28) But when each tenth of a second matters, and when an officer is deciding between waiting for the man to shoot, or show what he's doing with his hands, or to reach for new weapons, the officer has to decide what to do. And this officer chose to save his partner's life.
29) The standard by which we judge the officer isn't what we now know after an investigation, that the man dropped his firearm, but by what the officer knew at the time: that the firearm was in the man's hand and now he cannot see what the man is doing with his hand.
30) Could the officer have given better instructions? Yes. Unequivocally.

31) Could the officer have waited to see what the man was doing? Yes. But would the officer have risked his partner's life in waiting? Yes. Unequivocally.
32) With great power comes great responsibility. When you answer the police knocking on your door with a firearm in hand, you assume a lethal risk. You immediately become a lethal threat and should expect the officers to arm themselves with lethal weapons in response to you.
33) How you act upon police seeing you with a gun in hand will be the difference between life and death. This man, after an ex post facto review, appears to have been reaching to drop his weapon. But the officers could not see that. And that's the tragedy of this incident.
34) Some argue that maybe the man did not hear the police officers announce themselves.

But he still came out with the gun in hand. He didn't drop it when he saw the officer, he proceeded out holding the gun. And, he didn't communicate. He acted recklessly with a deadly weapon.
35) The man appears to have tried to fix the situation by dropping the gun in the doorway. Or maybe the gun fell out of his hand when he was shot. It's not possible to tell from the video. The former is more plausible as it explains why he bent down in the first place.
36) But going back to the standard by which we judge: it's not from the perspective of the armed man, or from us playing Monday morning quarterback. We must judge from the officer's perspective, "to the extent he reasonably believed" he was preventing an imminent crime.
37) Based on what we know right now (and we must always be open to the possibility that new evidence, or reconsideration of the same evidence, might yield a different conclusion): I would find this officer not guilty.

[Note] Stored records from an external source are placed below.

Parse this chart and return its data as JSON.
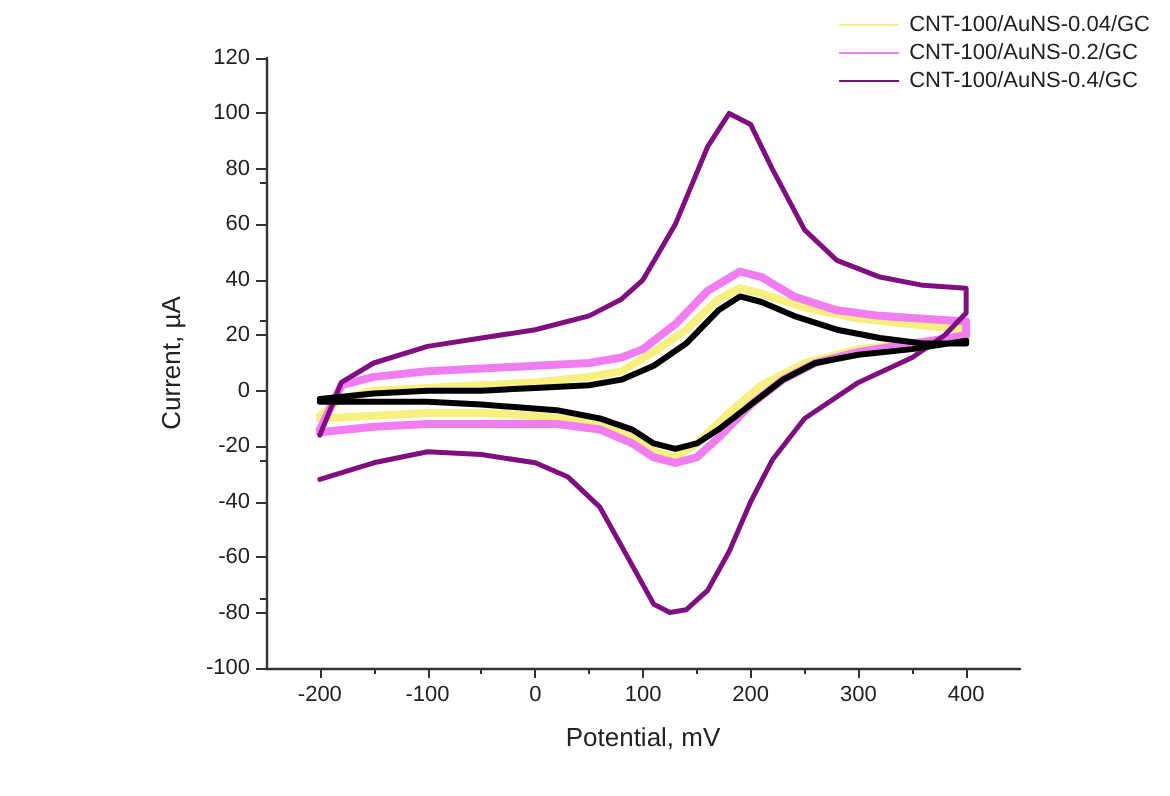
{
  "chart_data": {
    "type": "line",
    "xlabel": "Potential, mV",
    "ylabel": "Current, µA",
    "xlim": [
      -250,
      450
    ],
    "xticks": [
      -200,
      -100,
      0,
      100,
      200,
      300,
      400
    ],
    "ylim": [
      -100,
      120
    ],
    "yticks": [
      -100,
      -80,
      -60,
      -40,
      -20,
      0,
      20,
      40,
      60,
      80,
      100,
      120
    ],
    "grid": false,
    "legend": "top right",
    "series": [
      {
        "name": "CNT-100/AuNS-0.04/GC",
        "color": "#f7f080",
        "x": [
          -200,
          -180,
          -150,
          -100,
          -50,
          0,
          50,
          80,
          110,
          140,
          170,
          190,
          210,
          250,
          300,
          350,
          400,
          400,
          350,
          300,
          250,
          210,
          180,
          150,
          130,
          110,
          90,
          50,
          0,
          -50,
          -100,
          -150,
          -200
        ],
        "values": [
          -9,
          -3,
          0,
          1,
          2,
          3,
          5,
          7,
          14,
          22,
          33,
          37,
          35,
          30,
          26,
          24,
          22,
          18,
          17,
          15,
          10,
          2,
          -8,
          -19,
          -24,
          -22,
          -16,
          -11,
          -9,
          -8,
          -8,
          -9,
          -10
        ]
      },
      {
        "name": "CNT-100/AuNS-0.2/GC",
        "color": "#f07ef0",
        "x": [
          -200,
          -180,
          -150,
          -100,
          -50,
          0,
          50,
          80,
          100,
          130,
          160,
          190,
          210,
          240,
          280,
          320,
          360,
          400,
          400,
          350,
          300,
          260,
          230,
          200,
          170,
          150,
          130,
          110,
          90,
          60,
          20,
          -50,
          -100,
          -150,
          -200
        ],
        "values": [
          -14,
          2,
          5,
          7,
          8,
          9,
          10,
          12,
          15,
          24,
          36,
          43,
          41,
          34,
          29,
          27,
          26,
          25,
          20,
          17,
          14,
          10,
          4,
          -5,
          -17,
          -24,
          -26,
          -24,
          -19,
          -14,
          -12,
          -12,
          -12,
          -13,
          -15
        ]
      },
      {
        "name": "CNT-100/AuNS-0.4/GC",
        "color": "#7f0f7f",
        "x": [
          -200,
          -180,
          -150,
          -100,
          -50,
          0,
          50,
          80,
          100,
          130,
          160,
          180,
          200,
          220,
          250,
          280,
          320,
          360,
          400,
          400,
          380,
          350,
          300,
          250,
          220,
          200,
          180,
          160,
          140,
          125,
          110,
          90,
          60,
          30,
          0,
          -50,
          -100,
          -150,
          -200
        ],
        "values": [
          -16,
          3,
          10,
          16,
          19,
          22,
          27,
          33,
          40,
          60,
          88,
          100,
          96,
          80,
          58,
          47,
          41,
          38,
          37,
          28,
          20,
          12,
          3,
          -10,
          -25,
          -40,
          -58,
          -72,
          -79,
          -80,
          -77,
          -63,
          -42,
          -31,
          -26,
          -23,
          -22,
          -26,
          -32
        ]
      },
      {
        "color": "#000000",
        "x": [
          -200,
          -150,
          -100,
          -50,
          0,
          50,
          80,
          110,
          140,
          170,
          190,
          210,
          240,
          280,
          320,
          360,
          400,
          400,
          350,
          300,
          260,
          230,
          200,
          170,
          150,
          130,
          110,
          90,
          60,
          20,
          -50,
          -100,
          -150,
          -200
        ],
        "values": [
          -3,
          -1,
          0,
          0,
          1,
          2,
          4,
          9,
          17,
          29,
          34,
          32,
          27,
          22,
          19,
          17,
          17,
          18,
          15,
          13,
          10,
          4,
          -5,
          -14,
          -19,
          -21,
          -19,
          -14,
          -10,
          -7,
          -5,
          -4,
          -4,
          -4
        ]
      }
    ]
  }
}
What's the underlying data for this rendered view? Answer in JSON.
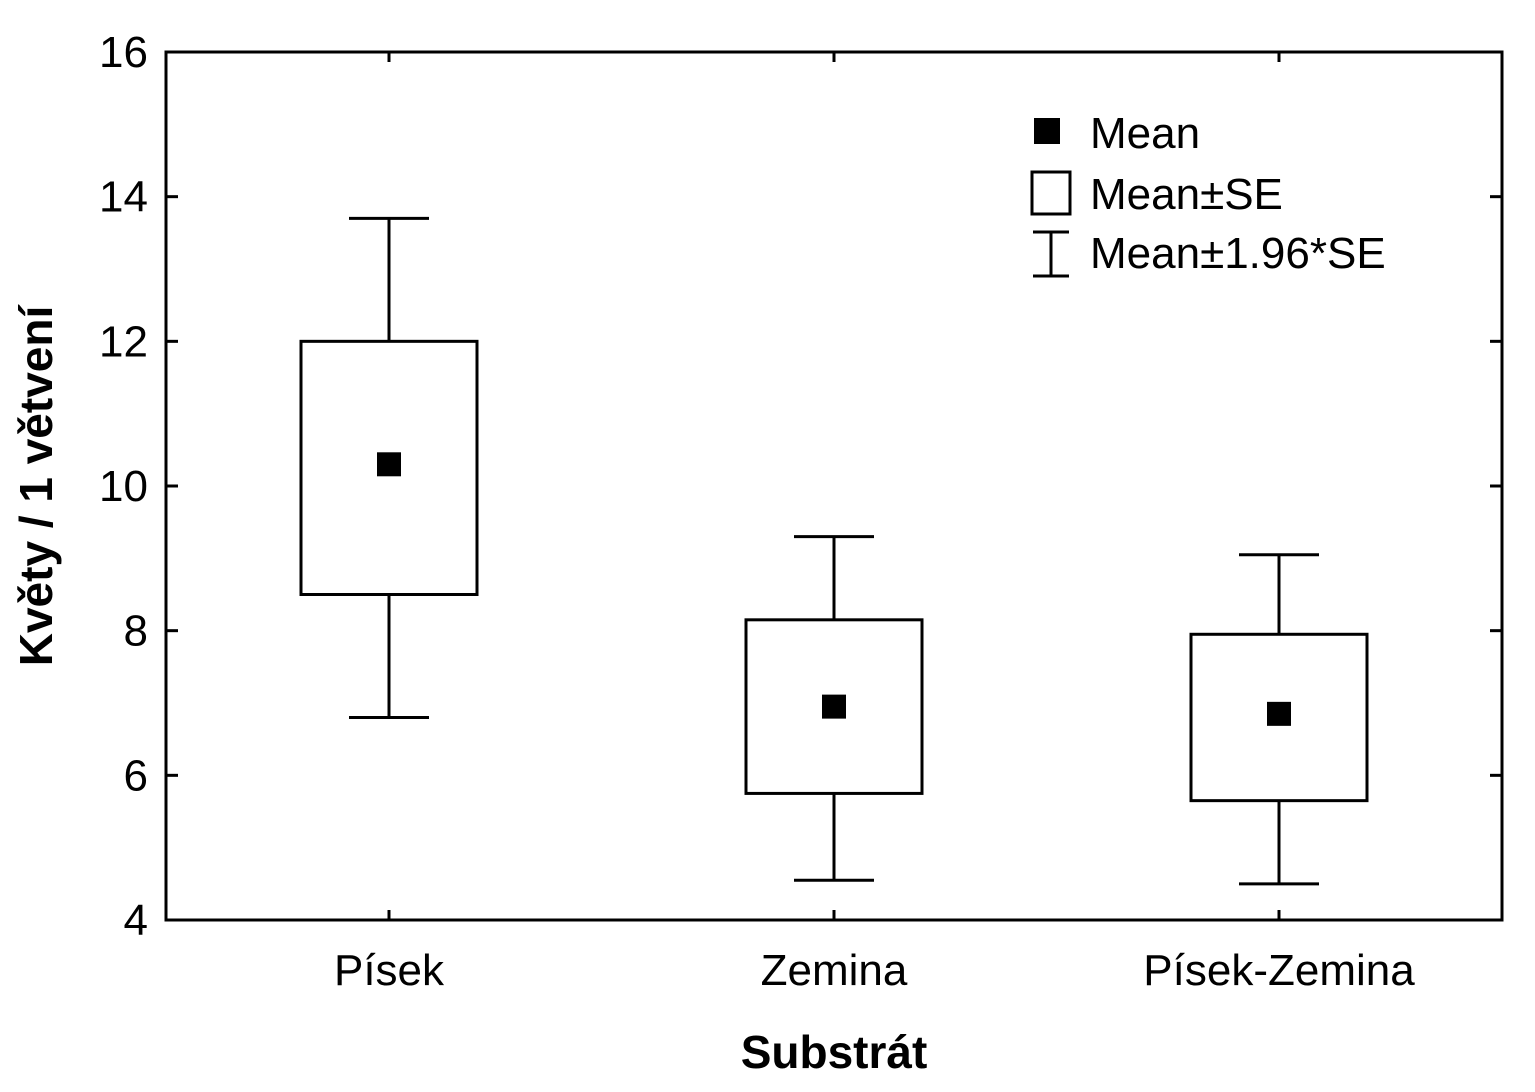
{
  "chart_data": {
    "type": "box",
    "title": "",
    "xlabel": "Substrát",
    "ylabel": "Květy / 1 větvení",
    "ylim": [
      4,
      16
    ],
    "yticks": [
      4,
      6,
      8,
      10,
      12,
      14,
      16
    ],
    "grid": false,
    "legend_position": "top-right",
    "legend": {
      "mean": "Mean",
      "se": "Mean±SE",
      "ci": "Mean±1.96*SE"
    },
    "categories": [
      "Písek",
      "Zemina",
      "Písek-Zemina"
    ],
    "series": [
      {
        "mean": 10.3,
        "se_low": 8.5,
        "se_high": 12.0,
        "ci_low": 6.8,
        "ci_high": 13.7
      },
      {
        "mean": 6.95,
        "se_low": 5.75,
        "se_high": 8.15,
        "ci_low": 4.55,
        "ci_high": 9.3
      },
      {
        "mean": 6.85,
        "se_low": 5.65,
        "se_high": 7.95,
        "ci_low": 4.5,
        "ci_high": 9.05
      }
    ]
  }
}
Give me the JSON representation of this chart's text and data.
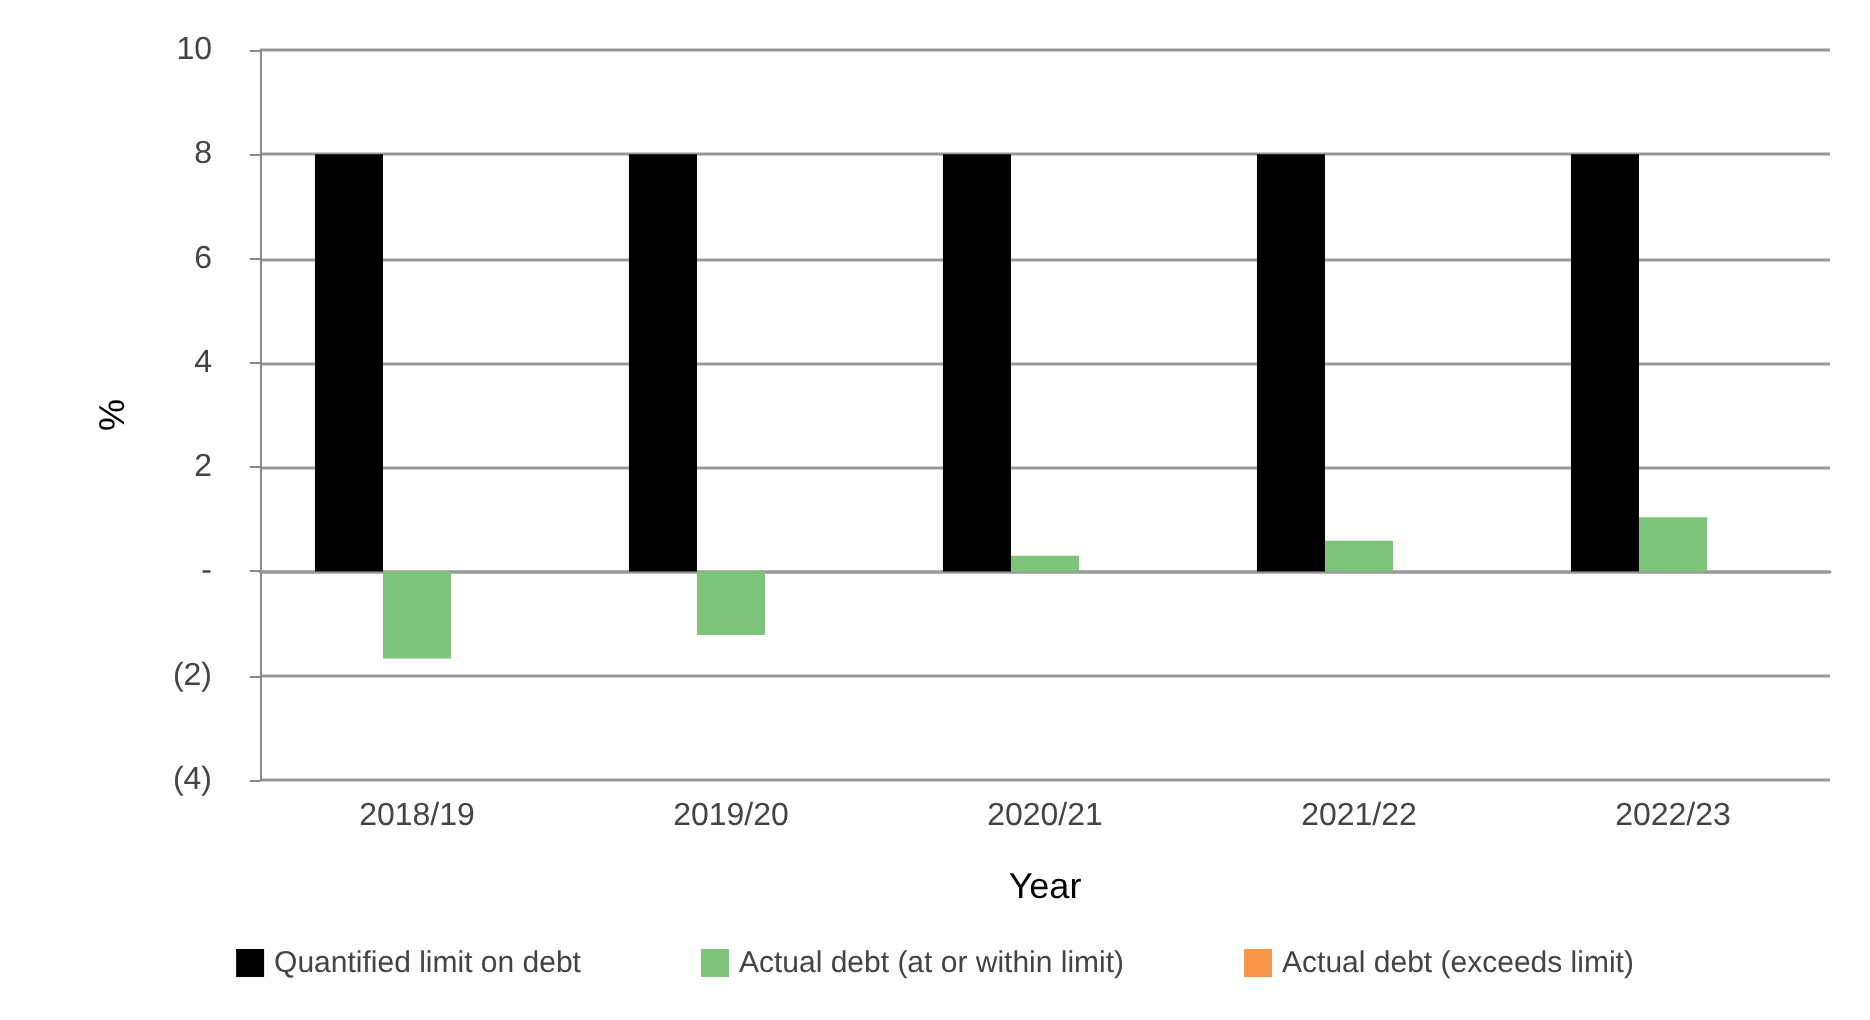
{
  "chart_data": {
    "type": "bar",
    "xlabel": "Year",
    "ylabel": "%",
    "categories": [
      "2018/19",
      "2019/20",
      "2020/21",
      "2021/22",
      "2022/23"
    ],
    "series": [
      {
        "name": "Quantified limit on debt",
        "color": "#000000",
        "values": [
          8,
          8,
          8,
          8,
          8
        ]
      },
      {
        "name": "Actual debt (at or within limit)",
        "color": "#7dc47a",
        "values": [
          -1.67,
          -1.22,
          0.3,
          0.59,
          1.04
        ]
      },
      {
        "name": "Actual debt (exceeds limit)",
        "color": "#f79646",
        "values": [
          null,
          null,
          null,
          null,
          null
        ]
      }
    ],
    "ylim": [
      -4,
      10
    ],
    "yticks": [
      {
        "value": -4,
        "label": "(4)"
      },
      {
        "value": -2,
        "label": "(2)"
      },
      {
        "value": 0,
        "label": "-"
      },
      2,
      4,
      6,
      8,
      10
    ],
    "grid": "y",
    "legend": "bottom"
  }
}
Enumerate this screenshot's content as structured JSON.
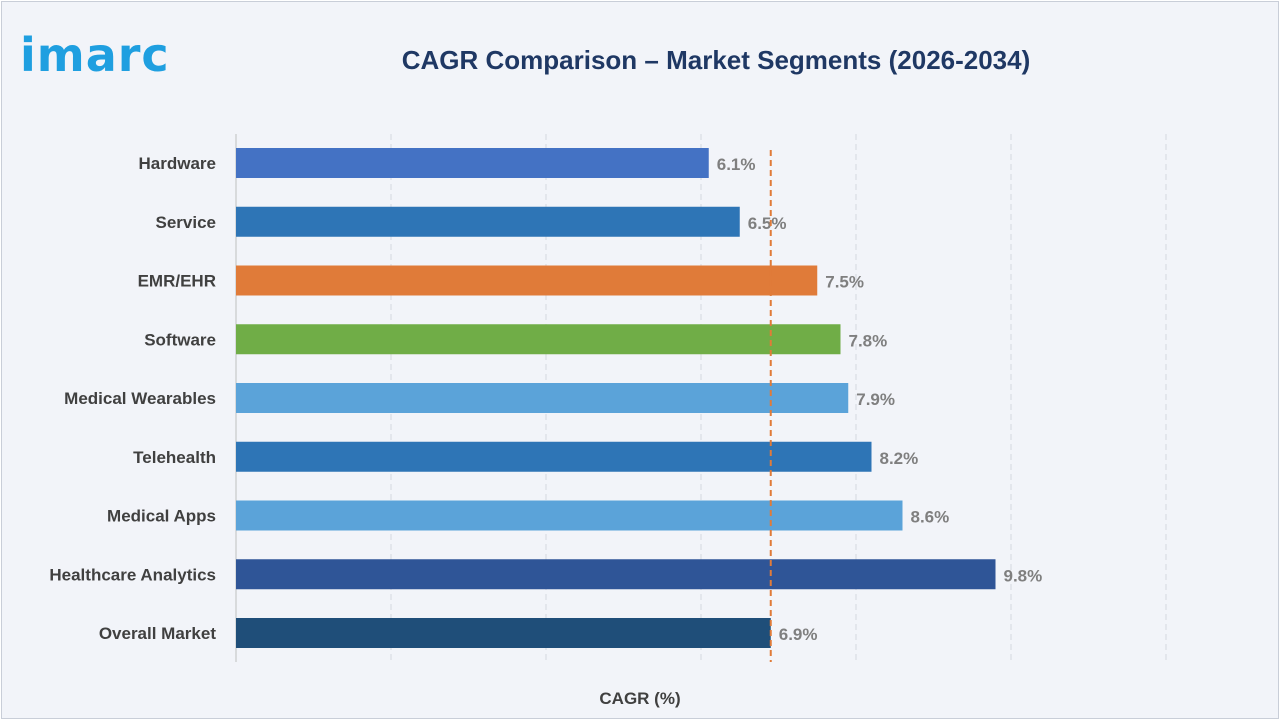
{
  "logo": {
    "text": "imarc",
    "color": "#1f9fe0"
  },
  "chart_data": {
    "type": "bar",
    "orientation": "horizontal",
    "title": "CAGR Comparison – Market Segments (2026-2034)",
    "xlabel": "CAGR (%)",
    "ylabel": "",
    "xlim": [
      0,
      12
    ],
    "grid": true,
    "legend": "none",
    "categories": [
      "Hardware",
      "Service",
      "EMR/EHR",
      "Software",
      "Medical Wearables",
      "Telehealth",
      "Medical Apps",
      "Healthcare Analytics",
      "Overall Market"
    ],
    "values": [
      6.1,
      6.5,
      7.5,
      7.8,
      7.9,
      8.2,
      8.6,
      9.8,
      6.9
    ],
    "value_labels": [
      "6.1%",
      "6.5%",
      "7.5%",
      "7.8%",
      "7.9%",
      "8.2%",
      "8.6%",
      "9.8%",
      "6.9%"
    ],
    "colors": [
      "#4472c4",
      "#2e75b6",
      "#e07b39",
      "#70ad47",
      "#5ba3d9",
      "#2e75b6",
      "#5ba3d9",
      "#2f5597",
      "#1f4e79"
    ],
    "reference_line": {
      "value": 6.9,
      "style": "dashed",
      "color": "#e07b39"
    }
  }
}
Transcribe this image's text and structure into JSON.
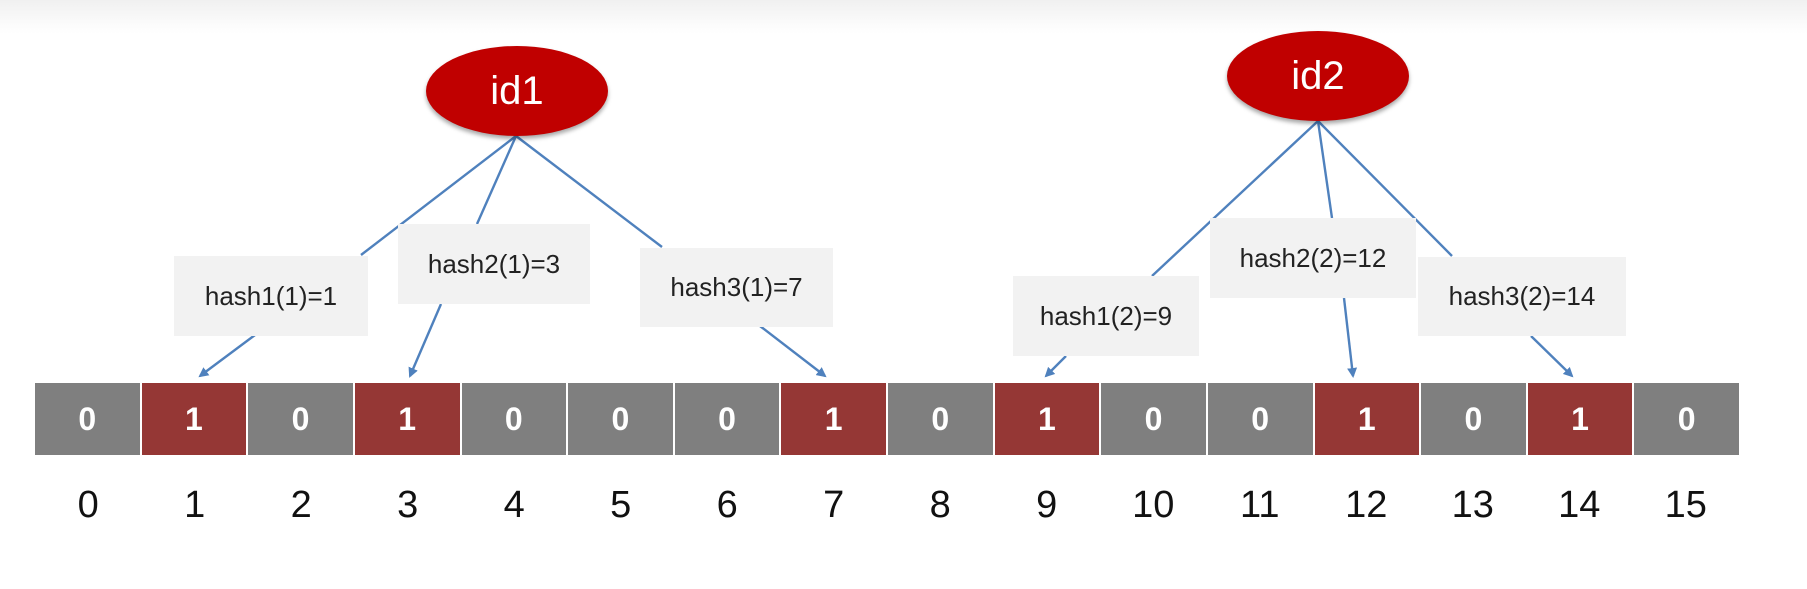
{
  "nodes": {
    "id1": "id1",
    "id2": "id2"
  },
  "hash_labels": {
    "id1_hash1": "hash1(1)=1",
    "id1_hash2": "hash2(1)=3",
    "id1_hash3": "hash3(1)=7",
    "id2_hash1": "hash1(2)=9",
    "id2_hash2": "hash2(2)=12",
    "id2_hash3": "hash3(2)=14"
  },
  "bit_array": [
    "0",
    "1",
    "0",
    "1",
    "0",
    "0",
    "0",
    "1",
    "0",
    "1",
    "0",
    "0",
    "1",
    "0",
    "1",
    "0"
  ],
  "indices": [
    "0",
    "1",
    "2",
    "3",
    "4",
    "5",
    "6",
    "7",
    "8",
    "9",
    "10",
    "11",
    "12",
    "13",
    "14",
    "15"
  ],
  "colors": {
    "node": "#c00000",
    "bit_set": "#953735",
    "bit_unset": "#7f7f7f",
    "arrow": "#4f81bd",
    "label_bg": "#f2f2f2"
  }
}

More than that, I would not charge him with a crime.
38) Someone asked why the officers moved away from the door after knocking. It's a tactical, trained move, they don't know what will be coming through that door. Backing away will give them space, an opportunity, to respond to a threat. Like a man with a gun. @pvtjokerus can add.
39) The argument that the man was afraid and armed himself fails. Evidence of fear would show him asking who is at the door without opening it, hesitating to come out, peeping first, opening slowly, etc. He came out fast and with confidence, offensive posture, not defensive.